A busca constante pelos padrões impostos pelo mundo da moda, independentemente de serem plus, faz várias modelos sofrerem pressões que as levam a cometer uma série de atitudes negativas para com a saúde física e a mental. “Quando entrei no meio plus, eu fui cobrada a engordar. Chegaram a me pedir para ir a rodízios. Parece absurdo, mas ouvi várias vezes que eu deveria comer mais. Isso me afetou, pois quando achei que seria aceita do jeito que sou, vem alguém e impõe padrões. Para mim, esses pedidos para engordar soam como quando se pede para que a modelo magra pare de comer. Não acho saudável”, comenta a modelo. 

“Quando entrei para o plus, eu fui cobrada a engordar.

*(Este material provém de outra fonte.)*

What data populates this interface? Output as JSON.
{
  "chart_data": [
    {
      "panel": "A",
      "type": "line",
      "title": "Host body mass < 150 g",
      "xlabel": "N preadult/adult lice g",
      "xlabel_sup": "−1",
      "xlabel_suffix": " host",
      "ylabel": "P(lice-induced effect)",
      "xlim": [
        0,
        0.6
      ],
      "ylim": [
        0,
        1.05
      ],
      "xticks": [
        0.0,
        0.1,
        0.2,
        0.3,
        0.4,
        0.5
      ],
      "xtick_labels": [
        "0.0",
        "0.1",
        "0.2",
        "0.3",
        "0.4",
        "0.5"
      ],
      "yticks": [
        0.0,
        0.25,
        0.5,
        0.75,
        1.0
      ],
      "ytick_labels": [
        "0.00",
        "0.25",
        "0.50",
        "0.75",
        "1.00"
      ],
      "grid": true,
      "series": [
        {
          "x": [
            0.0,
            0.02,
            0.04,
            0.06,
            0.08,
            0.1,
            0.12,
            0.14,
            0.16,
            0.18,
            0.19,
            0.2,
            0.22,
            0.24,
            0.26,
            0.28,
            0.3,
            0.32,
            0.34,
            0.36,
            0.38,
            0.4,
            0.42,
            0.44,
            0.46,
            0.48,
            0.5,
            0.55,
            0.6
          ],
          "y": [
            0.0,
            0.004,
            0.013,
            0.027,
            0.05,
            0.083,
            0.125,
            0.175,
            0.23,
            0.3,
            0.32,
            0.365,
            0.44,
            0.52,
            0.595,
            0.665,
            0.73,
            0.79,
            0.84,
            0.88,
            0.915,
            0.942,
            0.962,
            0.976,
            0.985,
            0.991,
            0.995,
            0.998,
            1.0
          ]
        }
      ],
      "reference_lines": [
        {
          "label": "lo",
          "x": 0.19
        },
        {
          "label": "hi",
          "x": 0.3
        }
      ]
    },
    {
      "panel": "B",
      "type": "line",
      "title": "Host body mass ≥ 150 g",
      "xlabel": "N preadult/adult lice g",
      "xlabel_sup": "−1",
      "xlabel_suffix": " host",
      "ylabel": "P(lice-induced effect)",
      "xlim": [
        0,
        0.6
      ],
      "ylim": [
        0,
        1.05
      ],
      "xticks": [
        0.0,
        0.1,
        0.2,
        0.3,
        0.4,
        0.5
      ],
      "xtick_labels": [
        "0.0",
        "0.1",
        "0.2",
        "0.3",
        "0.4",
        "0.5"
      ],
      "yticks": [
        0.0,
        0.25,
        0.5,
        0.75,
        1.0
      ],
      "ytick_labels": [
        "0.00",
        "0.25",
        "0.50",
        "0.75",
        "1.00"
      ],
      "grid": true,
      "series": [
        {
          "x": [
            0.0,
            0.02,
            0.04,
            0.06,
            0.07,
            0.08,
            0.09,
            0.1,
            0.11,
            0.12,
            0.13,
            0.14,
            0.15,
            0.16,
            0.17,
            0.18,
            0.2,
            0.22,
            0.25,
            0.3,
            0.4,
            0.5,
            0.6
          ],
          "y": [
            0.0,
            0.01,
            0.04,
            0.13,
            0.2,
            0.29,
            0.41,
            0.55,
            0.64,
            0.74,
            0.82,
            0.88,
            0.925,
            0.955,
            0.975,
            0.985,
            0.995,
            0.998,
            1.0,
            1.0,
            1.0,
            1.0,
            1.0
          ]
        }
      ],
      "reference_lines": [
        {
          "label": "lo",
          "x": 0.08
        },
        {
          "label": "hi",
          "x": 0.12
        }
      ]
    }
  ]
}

Chegaram a me pedir para ir a rodízios” – Hyandra Calixto 

Essa cobrança pelo corpo ideal para as marcas plus fizeram a jovem passar por uma série de transtornos. “A cada trabalho eu ficava tensa, não queria lidar com a rejeição, foi quando minha compulsão alimentar voltou a me tirar do eixo”. Além dos constrangimentos para atender as expectativas da marca e do mercado, a estudante compartilha a competitividade e a diferença de tratamento entre as modelos. “Quase sempre sinto que sou tratada diferente das modelos magras. Eu sou sempre a que sai sem o brinde. Era bizarro eu ali vendo todo mundo ganhar um mimo por ter feito o mesmo trabalho que eu.” 

Após sofrer para conseguir fazer parte da indústria, a estudante de direito passou a selecionar melhor os trabalhos que deseja participar. “Isso está mudando, pois não me submeto mais a isso. Prefiro não fazer o trabalho do que me sentir mal com isso.”